Department of Hepatobiliary Surgery, The First Affiliated Hospital of Chongqing Medical University, Chongqing 400016, China.
Department of Anatomy, Basic Medical College, Chongqing Medical University, Chongqing 400016, China.
Hepatobiliary Pancreat Dis Int. 2021 Aug;20(4):352-360. doi: 10.1016/j.hbpd.2021.04.013. Epub 2021 May 8.
Hepatic ischemia-reperfusion (I/R) injury (IRI) represents a crucial challenge in liver transplantation. Fisetin has anti-inflammatory, anti-aging and anti-oxidative properties. This study aimed to examine whether fisetin mitigates hepatic IRI and examine its underlying mechanisms.
Sham or warm hepatic I/R operated mice were pretreated with fisetin (5, 10 or 20 mg/kg). Hepatic histological assessments, TUNEL assays and serum aminotransferase measurements were performed. An in vitro hypoxia/reoxygenation (H/R) model using RAW264.7 macrophages pretreated with fisetin (2.5, 5 or 10 µmol/L) was also used. Serum and cell supernatant concentrations of interleukin-1β (IL-1β), IL-18 and tumor necrosis factor-α (TNF-α) were determined by enzyme-linked immunosorbent assay (ELISA). Protein levels of p-GSK3β, p-AMPK and NLR family pyrin domain-containing 3 (NLRP3)-associated proteins were detected by Western blotting.
Compared with the I/R group, fisetin pretreatment reduced pathological liver damage, serum aminotransferase levels, serum concentrations of IL-1β, IL-18 and TNF-α in the murine IRI model. Fisetin also reduced the expression of NLRP3 inflammasome-associated proteins (NLRP3, cleaved caspase-1, IL-1β and IL-18) in I/R-operated liver. The experiments in vitro showed that fisetin decreased the release of IL-1β, IL-18 and TNF-α, and reduced the expression of NLRP3 inflammasome-associated proteins in H/R-treated RAW264.7 cells. Moreover, fisetin increased the expressions of p-GSK3β and p-AMPK in both models, indicating that its anti-inflammatory effects were dependent on GSK3β/AMPK signaling. The anti-inflammatory effects of fisetin were partially inhibited by the AMPK specific inhibitor compound C.

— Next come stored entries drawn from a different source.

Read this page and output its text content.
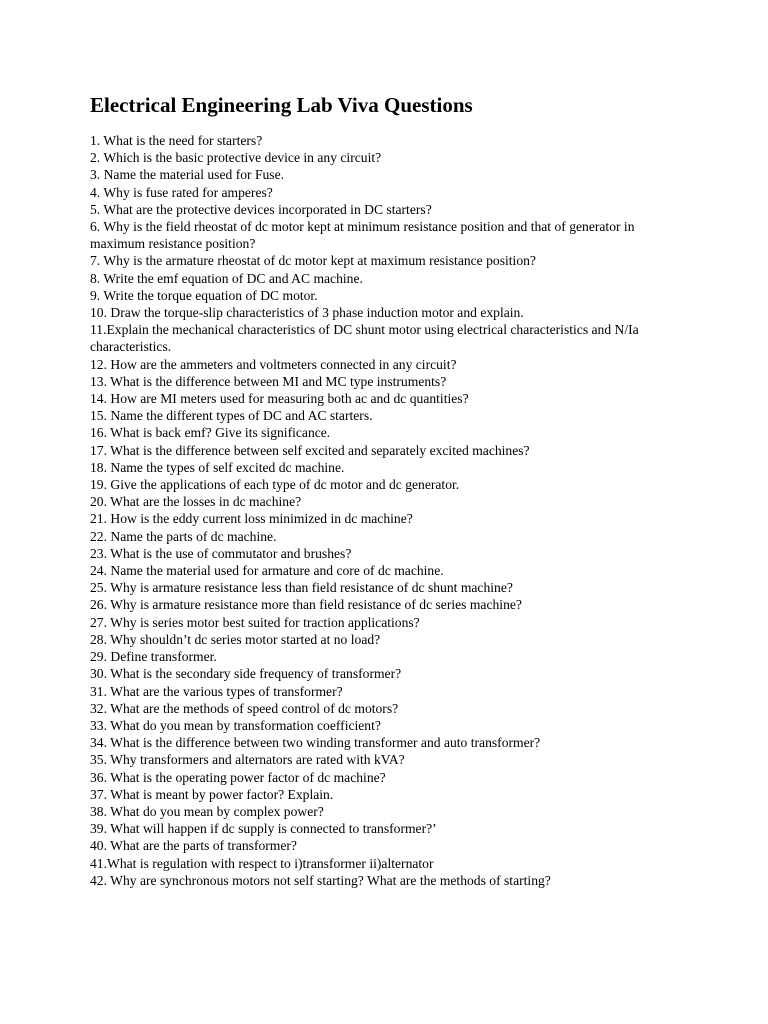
Electrical Engineering Lab Viva Questions
1. What is the need for starters?
2. Which is the basic protective device in any circuit?
3. Name the material used for Fuse.
4. Why is fuse rated for amperes?
5. What are the protective devices incorporated in DC starters?
6. Why is the field rheostat of dc motor kept at minimum resistance position and that of generator in maximum resistance position?
7. Why is the armature rheostat of dc motor kept at maximum resistance position?
8. Write the emf equation of DC and AC machine.
9. Write the torque equation of DC motor.
10. Draw the torque-slip characteristics of 3 phase induction motor and explain.
11.Explain the mechanical characteristics of DC shunt motor using electrical characteristics and N/Ia characteristics.
12. How are the ammeters and voltmeters connected in any circuit?
13. What is the difference between MI and MC type instruments?
14. How are MI meters used for measuring both ac and dc quantities?
15. Name the different types of DC and AC starters.
16. What is back emf? Give its significance.
17. What is the difference between self excited and separately excited machines?
18. Name the types of self excited dc machine.
19. Give the applications of each type of dc motor and dc generator.
20. What are the losses in dc machine?
21. How is the eddy current loss minimized in dc machine?
22. Name the parts of dc machine.
23. What is the use of commutator and brushes?
24. Name the material used for armature and core of dc machine.
25. Why is armature resistance less than field resistance of dc shunt machine?
26. Why is armature resistance more than field resistance of dc series machine?
27. Why is series motor best suited for traction applications?
28. Why shouldn’t dc series motor started at no load?
29. Define transformer.
30. What is the secondary side frequency of transformer?
31. What are the various types of transformer?
32. What are the methods of speed control of dc motors?
33. What do you mean by transformation coefficient?
34. What is the difference between two winding transformer and auto transformer?
35. Why transformers and alternators are rated with kVA?
36. What is the operating power factor of dc machine?
37. What is meant by power factor? Explain.
38. What do you mean by complex power?
39. What will happen if dc supply is connected to transformer?’
40. What are the parts of transformer?
41.What is regulation with respect to i)transformer ii)alternator
42. Why are synchronous motors not self starting? What are the methods of starting?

Fisetin showed protective effects against hepatic IRI, countering inflammatory responses through mediating the GSK3β/AMPK/NLRP3 inflammasome pathway.
肝缺血再灌注(IRI)损伤是肝移植的一个关键挑战。漆黄素具有抗炎、抗衰老和抗氧化作用。本研究旨在探讨漆黄素是否能减轻肝 IRI,并探讨其潜在机制。
对假手术或温热性肝 I/R 手术的小鼠用漆黄素(5、10 或 20mg/kg)预处理。进行肝组织学评估、TUNEL 检测和血清转氨酶测量。还使用 RAW264.7 巨噬细胞进行体外低氧/复氧(H/R)模型,并用漆黄素(2.5、5 或 10µmol/L)预处理。通过酶联免疫吸附试验(ELISA)测定血清和细胞上清液中白细胞介素-1β(IL-1β)、IL-18 和肿瘤坏死因子-α(TNF-α)的浓度。通过 Western blot 检测 p-GSK3β、p-AMPK 和 NOD、LRP 和热蛋白结构域包含 3(NLRP3)相关蛋白的水平。
与 I/R 组相比,漆黄素预处理减轻了小鼠 IRI 模型的肝损伤、血清转氨酶水平、血清中 IL-1β、IL-18 和 TNF-α的浓度。漆黄素还降低了 I/R 手术肝中 NLRP3 炎性体相关蛋白(NLRP3、裂解半胱氨酸蛋白酶-1、IL-1β和 IL-18)的表达。体外实验表明,漆黄素降低了 H/R 处理的 RAW264.7 细胞中 IL-1β、IL-18 和 TNF-α的释放,并降低了 NLRP3 炎性体相关蛋白的表达。此外,漆黄素在两种模型中均增加了 p-GSK3β和 p-AMPK 的表达,表明其抗炎作用依赖于 GSK3β/AMPK 信号通路。AMPK 特异性抑制剂化合物 C 部分抑制了漆黄素的抗炎作用。
漆黄素对肝 IRI 具有保护作用,通过调节 GSK3β/AMPK/NLRP3 炎性体通路对抗炎症反应。